CHAPITRE II.
De la consonne simple, et surtout de la finale.--Observation sur la finale des pluriels.--Deux consonnes finales.--Preuve par les rimes en _i_.
§ Ier.
N'est-il pas ridicule que nous prononcions _aimer_, _jouer_, _louer_, comme _aimé_, _joué_, _loué_, et que nous fassions sentir la finale _r_ dans _courir_, _mourir_, _jouir_? Le peuple n'a pas accepté cette inconséquence: il continue à dire à l'infinitif, _couri_, _mouri_, _queri_, _joui_. Il a raison.
RÈGLE.--On ne faisait jamais sentir de consonne finale; et il ne pouvait y avoir à cette règle une seule exception; car elle est la conséquence immédiate de celle des consonnes consécutives.
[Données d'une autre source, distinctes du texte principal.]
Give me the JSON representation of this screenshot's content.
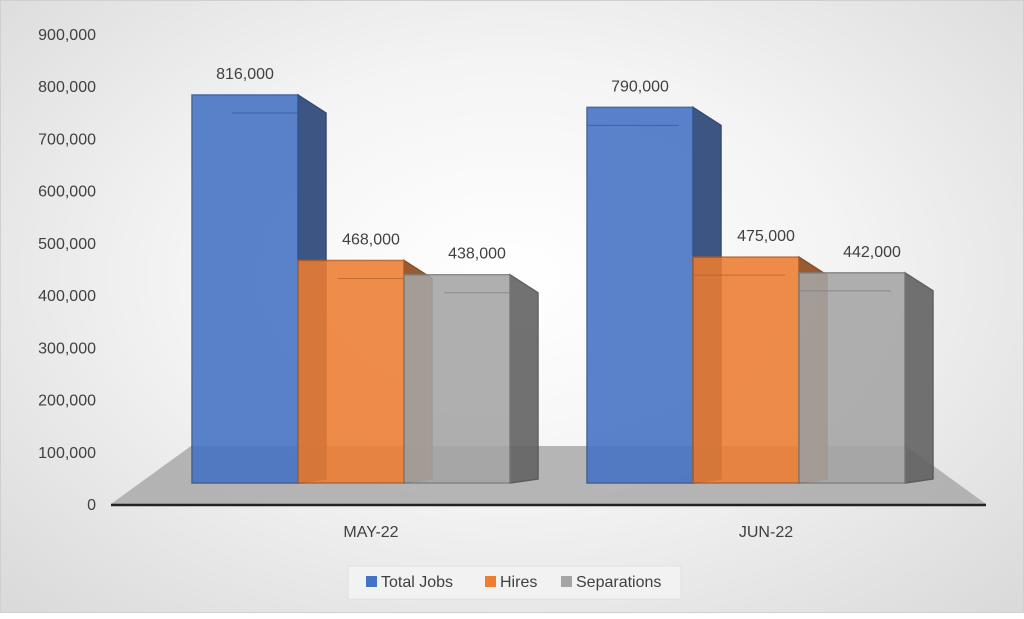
{
  "chart_data": {
    "type": "bar",
    "categories": [
      "MAY-22",
      "JUN-22"
    ],
    "series": [
      {
        "name": "Total Jobs",
        "values": [
          816000,
          790000
        ],
        "color": "#4472C4"
      },
      {
        "name": "Hires",
        "values": [
          468000,
          475000
        ],
        "color": "#ED7D31"
      },
      {
        "name": "Separations",
        "values": [
          438000,
          442000
        ],
        "color": "#A5A5A5"
      }
    ],
    "data_labels": [
      [
        "816,000",
        "468,000",
        "438,000"
      ],
      [
        "790,000",
        "475,000",
        "442,000"
      ]
    ],
    "ylim": [
      0,
      900000
    ],
    "yticks": [
      "0",
      "100,000",
      "200,000",
      "300,000",
      "400,000",
      "500,000",
      "600,000",
      "700,000",
      "800,000",
      "900,000"
    ],
    "legend": "bottom",
    "grid": false,
    "style": "3d-clustered"
  }
}
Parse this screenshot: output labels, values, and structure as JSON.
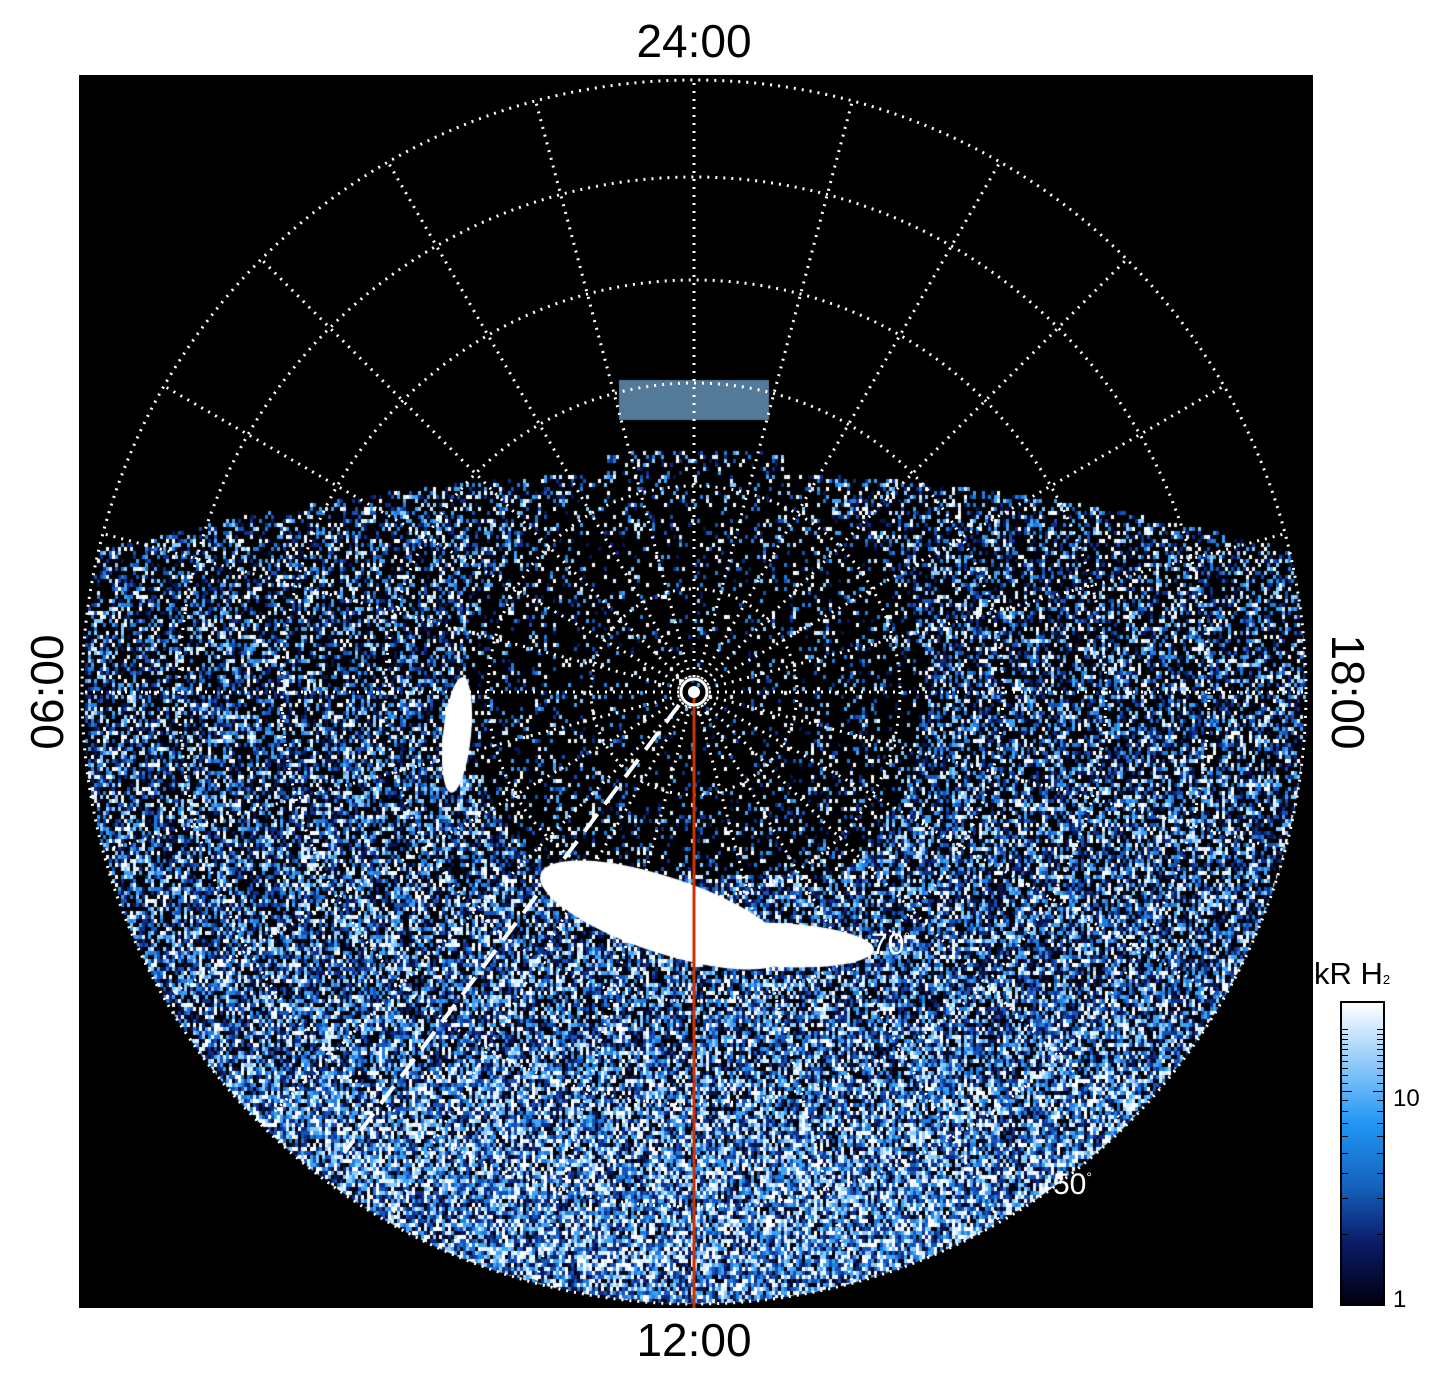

Supposez en effet qu'on prononce avec l'_r_ finale _courir_, _mourir_; vous retombez aussitôt dans l'inconvénient qu'à tout prix on avait résolu d'éviter, deux consonnes de suite. _Courir fort_, _mourir bientôt_, dans la prononciation moderne, ne peuvent s'articuler sans l'intercalation de cet _e_ muet qu'on écrase, et qui obscurcit notre langage d'une multitude de sons sourds, rudes et confus.
Une autre conséquence, c'est que la plupart des mots avaient deux terminaisons, l'une devant une voyelle, l'autre devant une consonne, et qu'il existait, dans tel ou tel cas donné, deux prononciations pour une seule orthographe. Par exemple, on prononçait l'infinitif du verbe _aimer_ comme le participe passé, comme nous faisons aujourd'hui; et l'on eût dit, en faisant sentir l'_r_,--_Aimer éternellement_.
Je rappellerai ici un passage de Théodore de Bèze, que j'ai déjà cité; mais il est important: «Une consonne finit-elle un mot, elle se lie à la voyelle initiale du mot suivant, si bien qu'une phrase glisse tout entière comme un seul et unique mot.» (_De Fr. ling. recta pron._, p. 10.)
Th. de Bèze ne parle que du cas où le second mot commence par une voyelle; mais il a fallu prévoir aussi le cas où il commencerait par une consonne, et, pour obtenir cette prononciation coulante qui fait glisser la phrase entière comme un seul mot, on a pratiqué, sinon formulé, cette loi de n'articuler jamais de consonne finale.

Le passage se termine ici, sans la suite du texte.